Robson announced late last week that 48 groups — including the American Cancer Society, the State Medical Society and politically influential unions were backing the bill. With 52 lawmakers also behind it — 37 in the 99-member Assembly, and 15 in the 33-member state Senate she claimed momentum is building.

Democrats hold a narrow majority in the state Senate. Republicans hold the edge in the Assembly. But the debate is crossing party lines.

Backers of the Robson bill include some key Republicans who sit on the Legislature’s powerful budget review committee, the Joint Finance Committee. The Assembly lead sponsor is Republican state Rep. Frank Urban, a retired physician.

Under the Robson-Urban bill, $50 million a year would be put into a segregated fund for a competitive grant program. An 18-member independent board (including elected officials, students, representatives of anti-smoking groups and health professionals) would develop and administer the grant program.

Grants would go to a wide range of projects including school-based smoking prevention programs, scientific research on tobacco-related cancer prevents and media campaigns to promote tobacco use prevention and cessation.

One conservative Republican, Rep. Glenn Grothman, questions how so much money can be spent on anti-smoking programs. He notes that statewide campaigns for governor and U.S. senator in Wisconsin usually cost no more than $6 million and wonders just how saturated the airwaves could be with a message that he says most people already understand.

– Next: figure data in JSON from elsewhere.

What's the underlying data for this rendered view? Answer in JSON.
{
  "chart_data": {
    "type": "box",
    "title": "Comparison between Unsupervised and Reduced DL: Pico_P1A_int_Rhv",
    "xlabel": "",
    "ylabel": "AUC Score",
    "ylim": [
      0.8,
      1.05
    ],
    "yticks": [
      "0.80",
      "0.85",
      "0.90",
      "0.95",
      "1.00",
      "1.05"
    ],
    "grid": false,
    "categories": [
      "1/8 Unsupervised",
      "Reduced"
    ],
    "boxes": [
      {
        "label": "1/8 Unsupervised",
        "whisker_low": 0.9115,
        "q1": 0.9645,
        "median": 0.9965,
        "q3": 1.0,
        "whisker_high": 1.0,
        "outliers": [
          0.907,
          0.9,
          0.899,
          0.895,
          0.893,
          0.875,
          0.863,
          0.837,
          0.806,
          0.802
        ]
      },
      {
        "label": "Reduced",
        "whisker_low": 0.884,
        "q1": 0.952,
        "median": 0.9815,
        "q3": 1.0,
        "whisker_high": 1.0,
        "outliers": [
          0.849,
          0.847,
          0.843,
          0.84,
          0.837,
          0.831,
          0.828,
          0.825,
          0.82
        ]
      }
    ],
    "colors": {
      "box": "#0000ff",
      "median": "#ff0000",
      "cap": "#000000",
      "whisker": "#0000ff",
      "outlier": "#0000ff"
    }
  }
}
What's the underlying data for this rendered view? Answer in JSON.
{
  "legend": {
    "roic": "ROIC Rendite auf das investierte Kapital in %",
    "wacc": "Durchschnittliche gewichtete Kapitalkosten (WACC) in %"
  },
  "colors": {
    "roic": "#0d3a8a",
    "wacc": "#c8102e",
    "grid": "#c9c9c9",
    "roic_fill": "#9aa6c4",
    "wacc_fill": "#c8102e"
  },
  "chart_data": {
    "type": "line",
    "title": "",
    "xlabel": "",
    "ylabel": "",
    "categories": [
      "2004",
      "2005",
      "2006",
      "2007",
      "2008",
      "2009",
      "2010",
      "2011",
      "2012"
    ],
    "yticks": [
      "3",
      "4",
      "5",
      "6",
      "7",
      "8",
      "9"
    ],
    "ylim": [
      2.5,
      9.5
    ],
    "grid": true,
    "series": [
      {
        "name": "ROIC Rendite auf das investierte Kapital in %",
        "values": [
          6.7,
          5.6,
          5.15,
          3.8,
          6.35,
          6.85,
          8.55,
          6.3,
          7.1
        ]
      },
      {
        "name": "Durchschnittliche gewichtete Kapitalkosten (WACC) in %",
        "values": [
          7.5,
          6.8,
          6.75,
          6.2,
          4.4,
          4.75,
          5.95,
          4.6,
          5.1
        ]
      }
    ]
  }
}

Assembly Speaker Scott Jensen, R-Waukesha, another potential candidate for governor in 2002, wants to expand Thompson’s s tax cuts and pay for more property tax relief, too. So he’s trying to hold the line behind Thompson’s use of the tobacco money.

Jensen spokesman Steve Baas said the “first priority has to be taxpayer relief.

“We realize this money is going to be coming in for a long time,” he said, suggesting taking care of taxpayers now, long-term health programs later.

The first test of how the debate may come out will be in the Joint Finance Committee, which is in the midst of making changes to Thompson’s budget plan. The two co-chairman of the 16-member panel are at odds.

State Sen. Brian Burke, a Milwaukee Democrat, supports the Robson-Urban bill, and state Rep. John Gard, a Peshtigo Republican, backs Jensen and Thompson.